A bomb at rest has mass 60 kg. It explodes and a fragment of 40 kg has kinetic energy 96 joule. Then kinetic energy of other fragment is-

To solve the problem, we will use the principles of conservation of momentum and kinetic energy. ### Step-by-Step Solution: 1. **Identify the masses and the initial conditions:** - The total mass of the bomb before the explosion is \( M = 60 \, \text{kg} \). - After the explosion, one fragment has a mass of \( m_1 = 40 \, \text{kg} \) and the other fragment has a mass of \( m_2 = 20 \, \text{kg} \) (since \( 60 \, \text{kg} - 40 \, \text{kg} = 20 \, \text{kg} \)). - The initial velocity of the bomb is \( 0 \, \text{m/s} \). 2. **Apply the conservation of momentum:** - Since the bomb is initially at rest, the total momentum before the explosion is \( 0 \). - After the explosion, the momentum must also equal \( 0 \): \[ m_1 v_1 + m_2 v_2 = 0 \] - Here, \( v_1 \) is the velocity of the \( 40 \, \text{kg} \) fragment and \( v_2 \) is the velocity of the \( 20 \, \text{kg} \) fragment.
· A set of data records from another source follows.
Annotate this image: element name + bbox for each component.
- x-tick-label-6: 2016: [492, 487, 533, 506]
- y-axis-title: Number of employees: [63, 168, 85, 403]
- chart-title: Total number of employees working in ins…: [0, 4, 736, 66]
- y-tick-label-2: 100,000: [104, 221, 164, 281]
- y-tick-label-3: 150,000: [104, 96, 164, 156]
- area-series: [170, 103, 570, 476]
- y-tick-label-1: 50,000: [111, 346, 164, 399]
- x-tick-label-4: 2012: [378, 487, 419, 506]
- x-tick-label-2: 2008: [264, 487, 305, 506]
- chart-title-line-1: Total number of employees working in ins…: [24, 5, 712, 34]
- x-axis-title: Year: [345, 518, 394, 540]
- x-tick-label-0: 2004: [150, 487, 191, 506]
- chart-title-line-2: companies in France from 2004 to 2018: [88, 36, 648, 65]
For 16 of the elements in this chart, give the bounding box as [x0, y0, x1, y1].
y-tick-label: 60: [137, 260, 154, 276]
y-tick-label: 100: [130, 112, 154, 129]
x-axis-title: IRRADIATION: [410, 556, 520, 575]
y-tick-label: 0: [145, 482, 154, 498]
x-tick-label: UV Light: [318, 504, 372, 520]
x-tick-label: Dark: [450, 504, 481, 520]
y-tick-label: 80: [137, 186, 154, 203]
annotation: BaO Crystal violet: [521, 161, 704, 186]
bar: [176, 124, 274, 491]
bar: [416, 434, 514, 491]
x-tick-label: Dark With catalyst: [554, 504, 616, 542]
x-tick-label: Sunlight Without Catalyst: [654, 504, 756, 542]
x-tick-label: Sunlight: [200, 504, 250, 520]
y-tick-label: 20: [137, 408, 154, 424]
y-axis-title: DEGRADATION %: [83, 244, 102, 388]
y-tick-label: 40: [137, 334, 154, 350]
We can express \( v_2 \) in terms of \( v_1 \): \[ 40 v_1 + 20 v_2 = 0 \implies v_2 = -2 v_1 \] 3. **Use the kinetic energy of the first fragment:** - The kinetic energy of the \( 40 \, \text{kg} \) fragment is given as \( K_1 = 96 \, \text{J} \). - The formula for kinetic energy is: \[ K = \frac{1}{2} m v^2 \] - For the \( 40 \, \text{kg} \) fragment: \[ 96 = \frac{1}{2} \times 40 \times v_1^2 \] - Simplifying gives: \[ 96 = 20 v_1^2 \implies v_1^2 = \frac{96}{20} = 4.8 \implies v_1 = \sqrt{4.8} \] 4. **Calculate the kinetic energy of the second fragment:** - Now, substitute \( v_2 = -2 v_1 \) into the kinetic energy formula for the \( 20 \, \text{kg} \) fragment: \[ K_2 = \frac{1}{2} m_2 v_2^2 = \frac{1}{2} \times 20 \times (2 v_1)^2 \] - This simplifies to: \[ K_2 = \frac{1}{2} \times 20 \times 4 v_1^2 = 10 \times 4 v_1^2 = 40 v_1^2 \] - Now substitute \( v_1^2 = 4.8 \): \[ K_2 = 40 \times 4.8 = 192 \, \text{J} \] ### Final Answer: The kinetic energy of the other fragment is \( 192 \, \text{J} \).